There are three things I want to add that you can only see if you have sat inside the gate-stack of a regulated exchange, and they change what next should look like.
One: the brand without a why was a gate-stack choice, not a creative failure.
You cannot pick a sharp reason-to-exist when you are a Singapore-headquartered exchange selling to retail across forty-plus jurisdictions, half of which will only let you say a tightly restricted set of things about what your product even is. The fastest path through the consent-by-omission filter that the GFSC, the AFSA, the Bermuda Monetary Authority, the Cyprus regulator, and the various US state regulators created in 2021–2023 was: say less, be louder. A reason-to-exist statement strong enough to be brand equity is also strong enough to be a regulatory hook. The Coinbase "we are American and we are listed" line works because Coinbase confined the surface area to one jurisdiction and one product framing. Crypto.com chose the global surface area, and the global surface area refused to let any sentence be true everywhere. So the strategy converged on celebrity-plus-spectacle, because celebrity-plus-spectacle ports across jurisdictions with the lowest disclosure cost per market. That is not a brand-strategy failure. That is a perfectly rational compliance-anchored brand-strategy decision, made in 2021, fully consistent with the licence stack Crypto.com was building at the time.
Ritson cannot see this because he is reading the asset, not the brief.
Two: the "next chapter" cannot be a positioning exercise, because the positioning was never the bottleneck.
Whoever takes the seat from Kalifowitz will be tempted to do the obvious thing, which is to hire an agency, write a brand book, and announce a sharper reason-to-exist. That fails inside the same gate-stack that produced the first decision. A new positioning statement strong enough to fix the Ritson critique will not survive country counsel review in the next six jurisdictions where Crypto.com still wants to grow. The same compromise that flattened the brand the first time will flatten it the second time.

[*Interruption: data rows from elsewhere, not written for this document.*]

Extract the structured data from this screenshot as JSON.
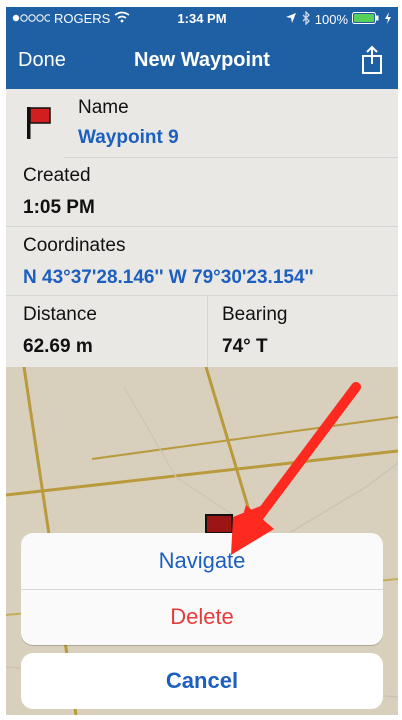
{
  "status": {
    "carrier": "ROGERS",
    "time": "1:34 PM",
    "battery": "100%",
    "icons": [
      "signal-dots-icon",
      "wifi-icon",
      "location-icon",
      "bluetooth-icon",
      "battery-icon",
      "charging-icon"
    ]
  },
  "nav": {
    "left": "Done",
    "title": "New Waypoint",
    "right_icon": "share-icon"
  },
  "waypoint": {
    "name_label": "Name",
    "name_value": "Waypoint 9",
    "flag_icon": "red-flag-icon"
  },
  "created": {
    "label": "Created",
    "value": "1:05 PM"
  },
  "coordinates": {
    "label": "Coordinates",
    "value": "N 43°37'28.146'' W 79°30'23.154''"
  },
  "distance": {
    "label": "Distance",
    "value": "62.69 m"
  },
  "bearing": {
    "label": "Bearing",
    "value": "74° T"
  },
  "action_sheet": {
    "navigate": "Navigate",
    "delete": "Delete",
    "cancel": "Cancel"
  },
  "colors": {
    "blue": "#1d5fbf",
    "red": "#e53b3b",
    "navbar": "#1f5fa4",
    "annotation_arrow": "#ff2a1f"
  }
}
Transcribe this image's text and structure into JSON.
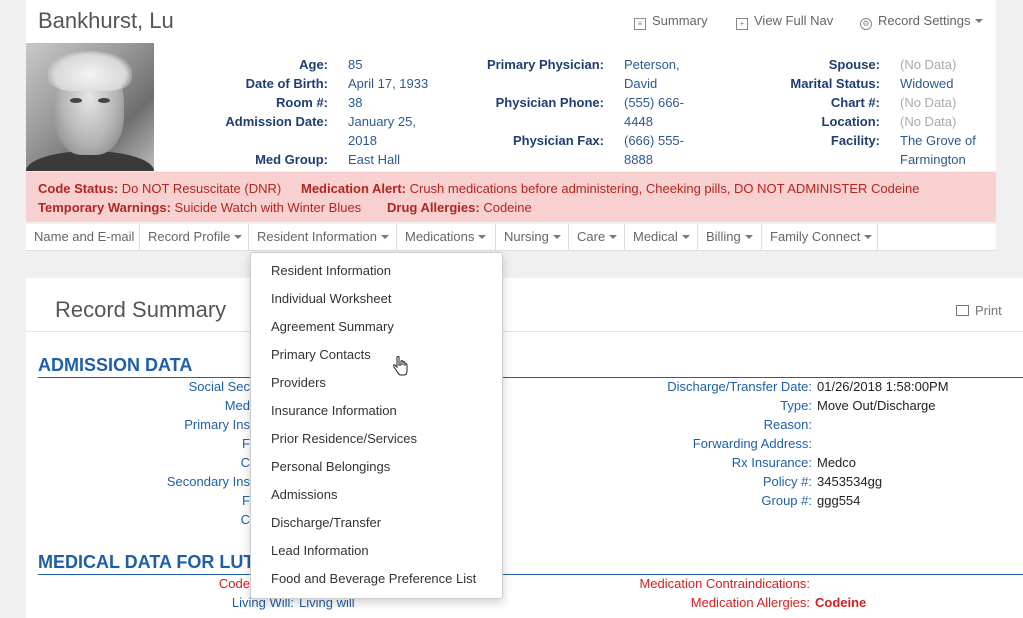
{
  "header": {
    "name": "Bankhurst, Lu",
    "links": {
      "summary": "Summary",
      "full_nav": "View Full Nav",
      "settings": "Record Settings"
    }
  },
  "info": {
    "col1": [
      {
        "label": "Age:",
        "value": "85"
      },
      {
        "label": "Date of Birth:",
        "value": "April 17, 1933"
      },
      {
        "label": "Room #:",
        "value": "38"
      },
      {
        "label": "Admission Date:",
        "value_line1": "January 25,",
        "value_line2": "2018"
      },
      {
        "label": "Med Group:",
        "value": "East Hall"
      }
    ],
    "col2": [
      {
        "label": "Primary Physician:",
        "value_line1": "Peterson,",
        "value_line2": "David"
      },
      {
        "label": "Physician Phone:",
        "value_line1": "(555) 666-",
        "value_line2": "4448"
      },
      {
        "label": "Physician Fax:",
        "value_line1": "(666) 555-",
        "value_line2": "8888"
      }
    ],
    "col3": [
      {
        "label": "Spouse:",
        "value": "(No Data)"
      },
      {
        "label": "Marital Status:",
        "value": "Widowed"
      },
      {
        "label": "Chart #:",
        "value": "(No Data)"
      },
      {
        "label": "Location:",
        "value": "(No Data)"
      },
      {
        "label": "Facility:",
        "value_line1": "The Grove of",
        "value_line2": "Farmington"
      }
    ]
  },
  "alerts": {
    "code_status_label": "Code Status:",
    "code_status_value": "Do NOT Resuscitate (DNR)",
    "med_alert_label": "Medication Alert:",
    "med_alert_value": "Crush medications before administering, Cheeking pills, DO NOT ADMINISTER Codeine",
    "temp_label": "Temporary Warnings:",
    "temp_value": "Suicide Watch with Winter Blues",
    "allergy_label": "Drug Allergies:",
    "allergy_value": "Codeine"
  },
  "tabs": [
    "Name and E-mail",
    "Record Profile",
    "Resident Information",
    "Medications",
    "Nursing",
    "Care",
    "Medical",
    "Billing",
    "Family Connect"
  ],
  "summary": {
    "title": "Record Summary",
    "print": "Print",
    "admission": {
      "title": "ADMISSION DATA",
      "left_labels": [
        "Social Sec",
        "Med",
        "Primary Ins",
        "F",
        "C",
        "Secondary Ins",
        "F",
        "C"
      ],
      "right": [
        {
          "label": "Discharge/Transfer Date:",
          "value": "01/26/2018 1:58:00PM"
        },
        {
          "label": "Type:",
          "value": "Move Out/Discharge"
        },
        {
          "label": "Reason:",
          "value": ""
        },
        {
          "label": "Forwarding Address:",
          "value": ""
        },
        {
          "label": "Rx Insurance:",
          "value": "Medco"
        },
        {
          "label": "Policy #:",
          "value": "3453534gg"
        },
        {
          "label": "Group #:",
          "value": "ggg554"
        }
      ]
    },
    "medical": {
      "title": "MEDICAL DATA FOR LUTE",
      "code_label": "Code",
      "living_will_label": "Living Will:",
      "living_will_value": "Living will",
      "contra_label": "Medication Contraindications:",
      "allergies_label": "Medication Allergies:",
      "allergies_value": "Codeine"
    }
  },
  "dropdown": [
    "Resident Information",
    "Individual Worksheet",
    "Agreement Summary",
    "Primary Contacts",
    "Providers",
    "Insurance Information",
    "Prior Residence/Services",
    "Personal Belongings",
    "Admissions",
    "Discharge/Transfer",
    "Lead Information",
    "Food and Beverage Preference List"
  ]
}
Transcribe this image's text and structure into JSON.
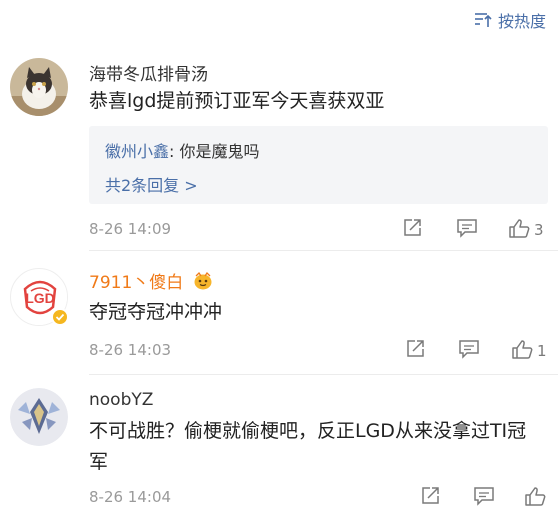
{
  "sort": {
    "label": "按热度"
  },
  "comments": [
    {
      "username": "海带冬瓜排骨汤",
      "text": "恭喜lgd提前预订亚军今天喜获双亚",
      "reply": {
        "user": "徽州小鑫",
        "text": ": 你是魔鬼吗",
        "more": "共2条回复 >"
      },
      "time": "8-26 14:09",
      "likes": "3"
    },
    {
      "username": "7911丶傻白",
      "text": "夺冠夺冠冲冲冲",
      "time": "8-26 14:03",
      "likes": "1"
    },
    {
      "username": "noobYZ",
      "text": "不可战胜？偷梗就偷梗吧，反正LGD从来没拿过TI冠军",
      "time": "8-26 14:04",
      "likes": ""
    }
  ]
}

The actual operator job is upstream. It is the gate-stack itself: which markets matter for the next three years, which licence carve-outs are worth re-litigating with which regulator, which products are allowed to carry a sharper claim and which need to keep saying less. That work is done by someone who knows the inside of a CASP licence, has run the post-mortem when a regulator pulled a campaign, and has the standing to make recommendations that the CFO and the General Counsel will both sign. It is not a CMO appointment. It is a CMO-plus-licensing-strategy appointment, and the market for that profile is roughly one hundred people on the planet.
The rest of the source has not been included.